Setting aside their environmental cred, are hybrids, diesels and electric vehicles actually wallet-friendly? Consumers looking at green vehicles will find that on average hybrids run about $3,300 higher on average than stickers on their gas-engine competitors. The diesel difference is about $2,800 more. The Chevrolet Volt and Nissan Leaf (new EVs to the market) are each more than $18,000 pricier than their closest gas-engine match. But consumers need to view buying green products as an investment. In the long-term ownership costs are the real measure of whether buying green is worth it.

We did the math and buyers will save green by buying green. We reviewed a 2011 hybrid versus diesel versus, electric vehicle and gas counter parts over a five year period. We assumed that average driver would drive 15,000 miles a year and that gasoline would cost remain around 2011 summer average of $3.84 a gallon, with a 3.5 percent annual increase for each fuel.  Depreciation, maintenance and repairs were also taken into account.  We also factored finance costs for a five-year loan after a 15 percent down payment because that seems to be a common theme among our buyers.  Next we factored in insurance and taxes (products like the Volt and Leaf are both eligible for the $7,500 tax credit for electric vehicles.)

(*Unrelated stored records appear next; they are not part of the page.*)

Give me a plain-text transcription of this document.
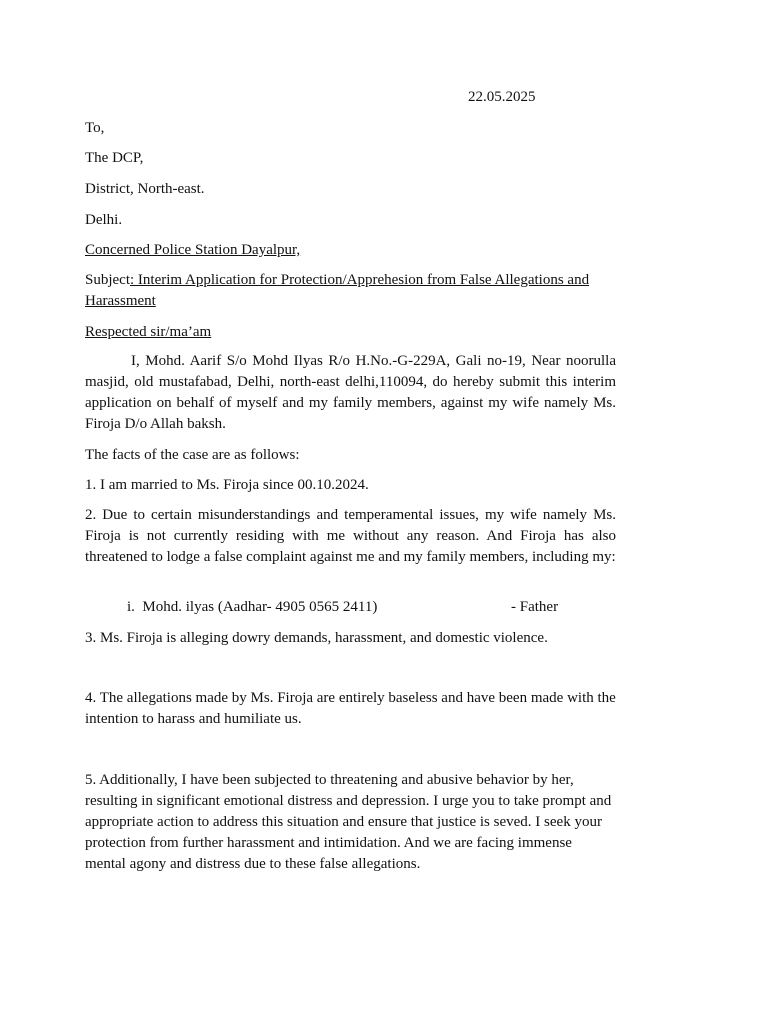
22.05.2025
To,
The DCP,
District, North-east.
Delhi.
Concerned Police Station Dayalpur,
Subject: Interim Application for Protection/Apprehesion from False Allegations and Harassment
Respected sir/ma’am
I, Mohd. Aarif S/o Mohd Ilyas R/o H.No.-G-229A, Gali no-19, Near noorulla masjid, old mustafabad, Delhi, north-east delhi,110094, do hereby submit this interim application on behalf of myself and my family members, against my wife namely Ms. Firoja D/o Allah baksh.
The facts of the case are as follows:
1. I am married to Ms. Firoja since 00.10.2024.
2. Due to certain misunderstandings and temperamental issues, my wife namely Ms. Firoja is not currently residing with me without any reason. And Firoja has also threatened to lodge a false complaint against me and my family members, including my:
i. Mohd. ilyas (Aadhar- 4905 0565 2411)	- Father
3. Ms. Firoja is alleging dowry demands, harassment, and domestic violence.
4. The allegations made by Ms. Firoja are entirely baseless and have been made with the intention to harass and humiliate us.
5. Additionally, I have been subjected to threatening and abusive behavior by her, resulting in significant emotional distress and depression. I urge you to take prompt and appropriate action to address this situation and ensure that justice is seved. I seek your protection from further harassment and intimidation. And we are facing immense mental agony and distress due to these false allegations.
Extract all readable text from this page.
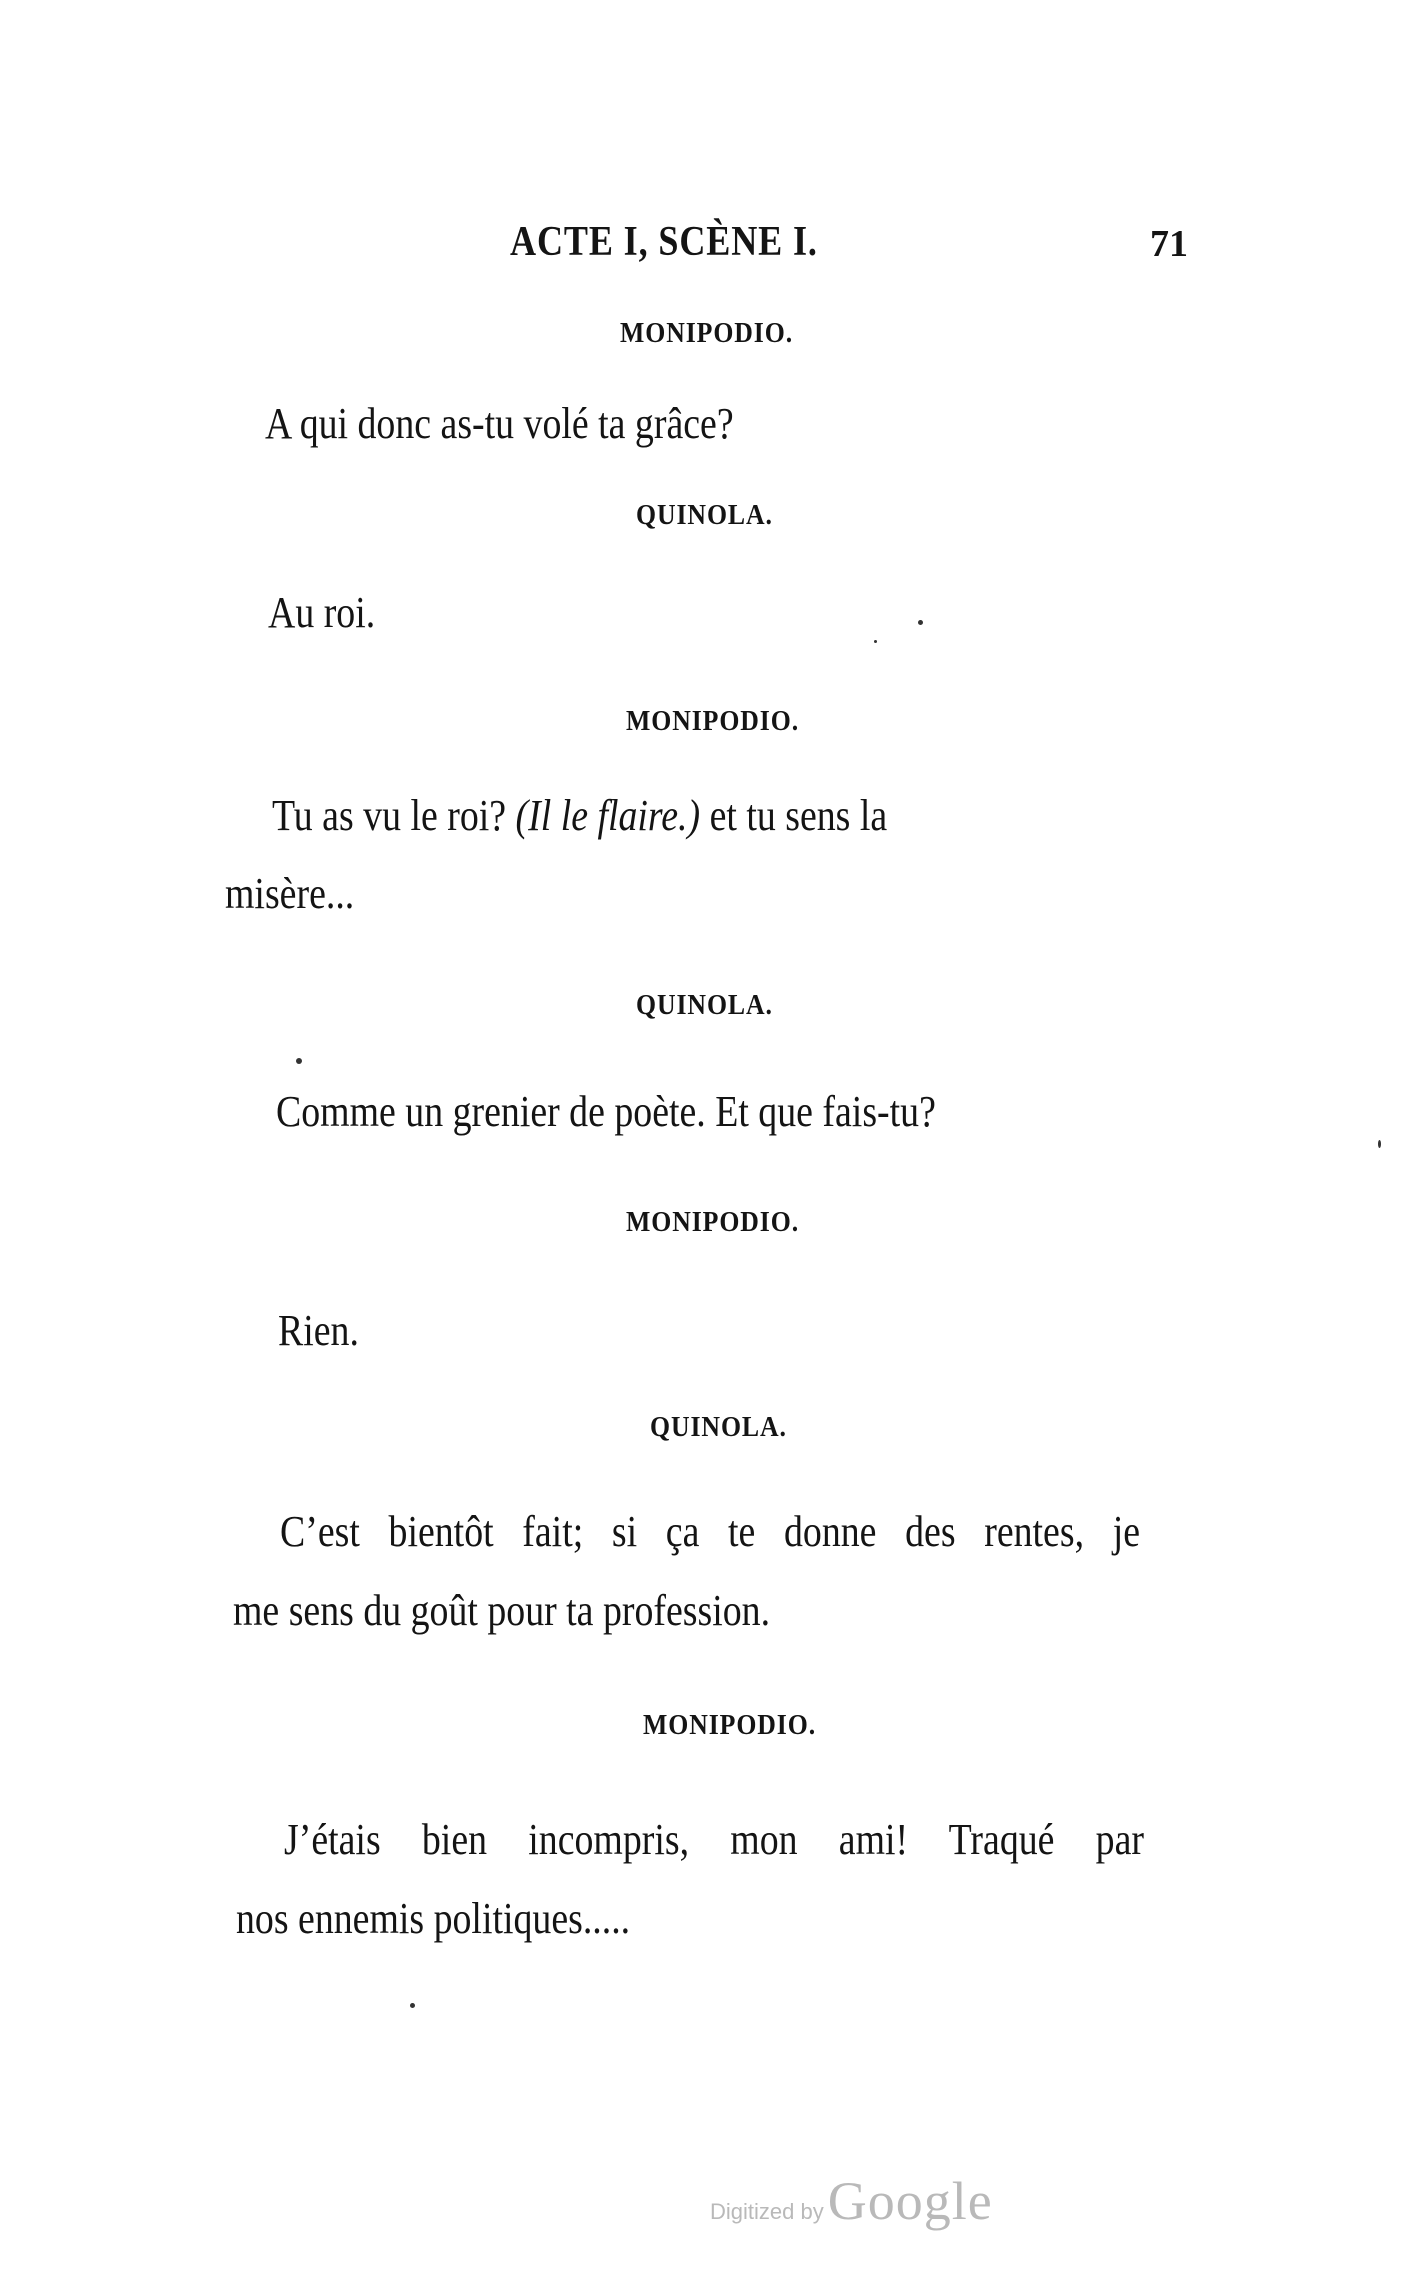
ACTE I, SCÈNE I.	71
MONIPODIO.
A qui donc as-tu volé ta grâce?
QUINOLA.
Au roi.
MONIPODIO.
Tu as vu le roi? (Il le flaire.) et tu sens la
misère...
QUINOLA.
Comme un grenier de poète. Et que fais-tu?
MONIPODIO.
Rien.
QUINOLA.
C’est bientôt fait; si ça te donne des rentes, je
me sens du goût pour ta profession.
MONIPODIO.
J’étais bien incompris, mon ami! Traqué par
nos ennemis politiques.....
Digitized by Google
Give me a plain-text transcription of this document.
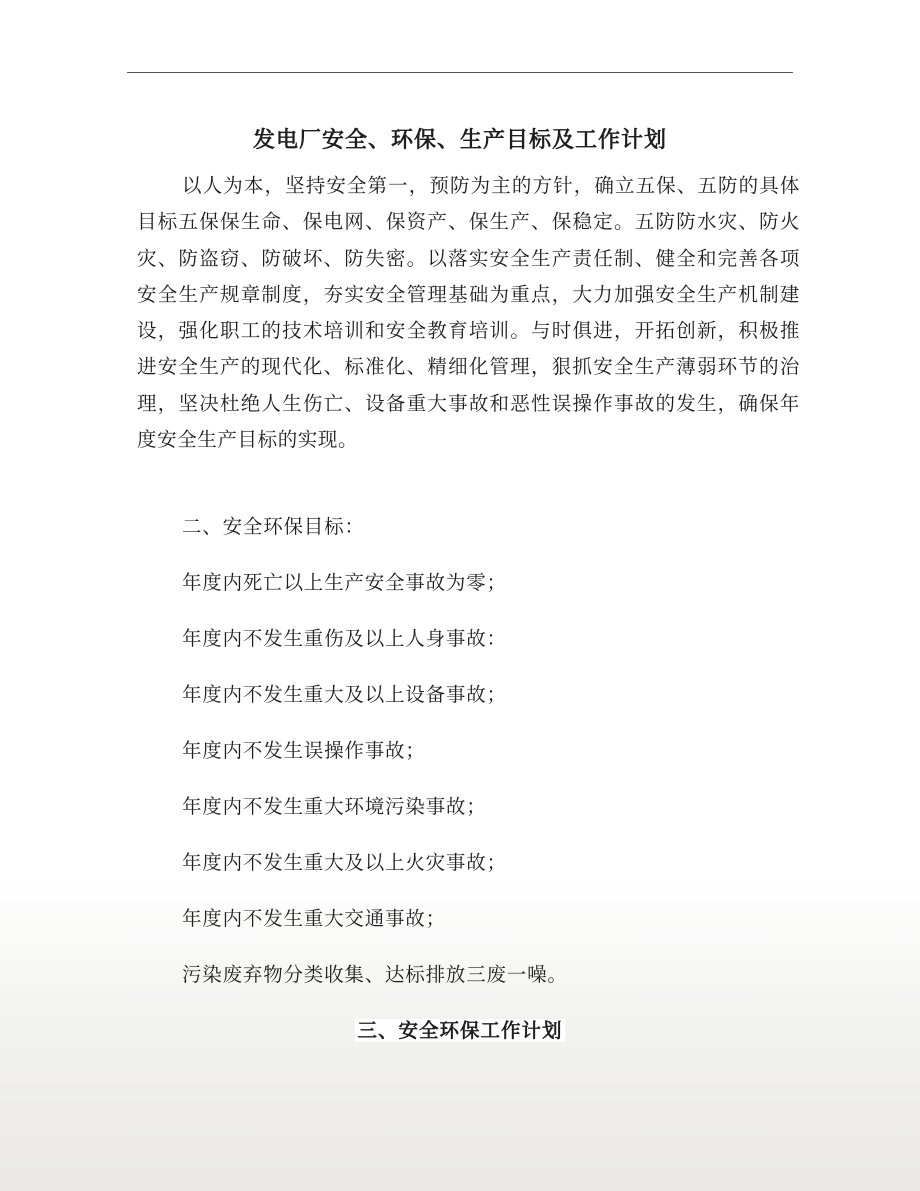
发电厂安全、环保、生产目标及工作计划

以人为本，坚持安全第一，预防为主的方针，确立五保、五防的具体目标五保保生命、保电网、保资产、保生产、保稳定。五防防水灾、防火灾、防盗窃、防破坏、防失密。以落实安全生产责任制、健全和完善各项安全生产规章制度，夯实安全管理基础为重点，大力加强安全生产机制建设，强化职工的技术培训和安全教育培训。与时俱进，开拓创新，积极推进安全生产的现代化、标准化、精细化管理，狠抓安全生产薄弱环节的治理，坚决杜绝人生伤亡、设备重大事故和恶性误操作事故的发生，确保年度安全生产目标的实现。

二、安全环保目标：

年度内死亡以上生产安全事故为零；

年度内不发生重伤及以上人身事故：

年度内不发生重大及以上设备事故；

年度内不发生误操作事故；

年度内不发生重大环境污染事故；

年度内不发生重大及以上火灾事故；

年度内不发生重大交通事故；

污染废弃物分类收集、达标排放三废一噪。

三、安全环保工作计划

Perhaps the biggest surprise in this exercise is that although the Volt and Leaf have sticker prices that nearly double those of the gas-engine competitors, in the five year comparison they have the lowest ownership fees.

Diesels are likely to recoup their extra cost and save owners money over the long haul. Of the 12 diesel models available this year, nine have long-term costs below those of their gas-engine competitors. But note that these models tend to be the pricier luxury vehicles.

Hybrids are hard to assess, with some models producing big savings and others so highly priced that they don’t make sense. The Mercedes S400 hybrid saves you $7,000 over five years, while its sibling ML450H saves you $2,900.  Other models out there like the Lincoln MKZ hybrid will save you $4,600 over five years while the Honda Insight will be $3,000 and the Lexus CT 200h will be $5,500.

Which green cars don’t come out ahead? It is hard to assess but clearly green vehicles will be in driveways, roads and towns throughout the country for years to come.